Students call for improvements to the current campus recycling system

schedule 2 min read

Illustration by Tyler Carpenter

Students who are investigating campus recycling are striving to create awareness in order to improve the recycling system.

Whitney Miller, Toree Douglas, Jessica Olsen and Merry Nguyen, students and environmentalists, observed the recycling system at UVU with a mission to make a change.

The sustainability committee on campus found that the Environmental Protection Agency estimates that 75 percent of the American waste stream is recyclable, but only about 30 percent is recycled. In an effort to solve funding issues and improve recycling on campus this committee turned to research conducted by Miller, Douglas, Olsen and Nguyen to understand how other Utah schools maintain a functioning recycling system.

At Salt Lake Community College, Nguyen and Miller found that students had petitioned to add $1.50 to student fees in order to raise the funds needed for a sustainable system. However, in an effort to decrease student fees, faculty continue to investigate in other ways to obtain the funds, according to Colleen Bye, chair of UVU’s sustainability committee.
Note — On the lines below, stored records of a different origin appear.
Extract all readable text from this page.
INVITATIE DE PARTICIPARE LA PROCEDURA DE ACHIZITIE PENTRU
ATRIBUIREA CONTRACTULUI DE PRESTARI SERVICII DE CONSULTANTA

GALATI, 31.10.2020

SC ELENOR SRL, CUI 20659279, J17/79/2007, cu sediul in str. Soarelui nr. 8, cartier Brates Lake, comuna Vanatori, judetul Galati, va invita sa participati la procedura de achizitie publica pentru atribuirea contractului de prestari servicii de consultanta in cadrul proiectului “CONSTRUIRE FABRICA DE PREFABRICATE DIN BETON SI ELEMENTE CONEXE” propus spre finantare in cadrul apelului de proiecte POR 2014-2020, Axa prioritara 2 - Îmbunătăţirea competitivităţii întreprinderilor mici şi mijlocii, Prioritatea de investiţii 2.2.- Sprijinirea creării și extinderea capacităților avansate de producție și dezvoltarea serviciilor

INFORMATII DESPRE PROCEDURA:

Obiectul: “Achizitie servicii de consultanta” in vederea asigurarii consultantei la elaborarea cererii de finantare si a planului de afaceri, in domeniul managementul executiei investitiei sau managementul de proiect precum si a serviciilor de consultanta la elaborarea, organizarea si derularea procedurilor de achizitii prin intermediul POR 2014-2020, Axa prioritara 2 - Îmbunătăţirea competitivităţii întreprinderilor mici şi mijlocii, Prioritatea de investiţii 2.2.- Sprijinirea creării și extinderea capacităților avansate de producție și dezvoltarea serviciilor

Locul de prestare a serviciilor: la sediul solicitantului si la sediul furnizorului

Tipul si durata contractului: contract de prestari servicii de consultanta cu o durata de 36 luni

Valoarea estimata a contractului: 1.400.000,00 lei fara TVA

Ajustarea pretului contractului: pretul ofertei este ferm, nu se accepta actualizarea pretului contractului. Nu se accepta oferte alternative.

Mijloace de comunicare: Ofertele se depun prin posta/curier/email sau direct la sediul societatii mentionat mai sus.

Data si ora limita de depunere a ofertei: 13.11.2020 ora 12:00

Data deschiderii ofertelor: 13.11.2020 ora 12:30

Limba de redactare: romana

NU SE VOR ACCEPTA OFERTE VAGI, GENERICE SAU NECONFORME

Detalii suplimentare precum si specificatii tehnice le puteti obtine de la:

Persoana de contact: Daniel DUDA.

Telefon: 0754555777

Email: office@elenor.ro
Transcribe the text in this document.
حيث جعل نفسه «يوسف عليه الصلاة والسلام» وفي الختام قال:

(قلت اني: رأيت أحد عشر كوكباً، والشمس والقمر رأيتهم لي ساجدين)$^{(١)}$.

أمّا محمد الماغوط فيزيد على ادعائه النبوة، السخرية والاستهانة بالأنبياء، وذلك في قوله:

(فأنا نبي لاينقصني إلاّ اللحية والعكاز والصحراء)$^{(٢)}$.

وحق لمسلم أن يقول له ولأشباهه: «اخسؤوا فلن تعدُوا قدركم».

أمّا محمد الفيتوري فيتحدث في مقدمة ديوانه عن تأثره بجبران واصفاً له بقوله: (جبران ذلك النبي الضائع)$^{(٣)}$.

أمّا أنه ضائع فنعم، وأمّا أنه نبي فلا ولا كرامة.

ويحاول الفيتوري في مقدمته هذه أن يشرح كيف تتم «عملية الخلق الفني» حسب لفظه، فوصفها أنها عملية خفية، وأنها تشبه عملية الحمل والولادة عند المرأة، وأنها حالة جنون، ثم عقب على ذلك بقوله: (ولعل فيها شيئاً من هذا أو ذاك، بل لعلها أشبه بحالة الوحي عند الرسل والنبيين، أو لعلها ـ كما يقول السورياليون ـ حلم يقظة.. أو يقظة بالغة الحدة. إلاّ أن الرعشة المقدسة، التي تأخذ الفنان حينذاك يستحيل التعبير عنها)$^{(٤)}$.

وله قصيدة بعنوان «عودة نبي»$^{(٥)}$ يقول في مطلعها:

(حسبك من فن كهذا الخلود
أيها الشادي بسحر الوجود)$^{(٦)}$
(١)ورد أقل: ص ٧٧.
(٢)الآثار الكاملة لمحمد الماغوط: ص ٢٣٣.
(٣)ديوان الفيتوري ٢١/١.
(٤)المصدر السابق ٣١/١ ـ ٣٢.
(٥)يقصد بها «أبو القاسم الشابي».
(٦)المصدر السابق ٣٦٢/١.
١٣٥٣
“The school does not prioritize the funding to sustain an effective recycling center,” Nguyen said. “The staff is not given the resources to dedicate to planning a recycling center. There is a lack of education about sustainability and recycling within the student body, which leads to less of a motivation to initiate a recycling center.”

McKenna Finch, a senior history major and intern to Val Peterson, the vice president of Finance and Administration, confirmed that funding is the issue for becoming more sustainable.

“Some of the current flaws of UVU’s sustainability stem from lack of funds,” Finch said.

“[We are] constantly looking for additional ways to promote sustainability,” Holland said in response to sustainability day. “Along with the rest of the community, we must do more to ensure a viable quality of life for ourselves and for future generations.”

According to the recycling page on UVU’s website, sustainability and recycling are a high priority on campus. For this reason, those who support the sustainability committee continue to look for alternative ways to improve recycling on campus.

“UVU is looking at various options for additional funding for recycling program such as a grant and improving income generated by materials,” Bye said. ”We have not ruled out a student petition, but we are interested in first seeing the efforts of tracking and revamping our current program.”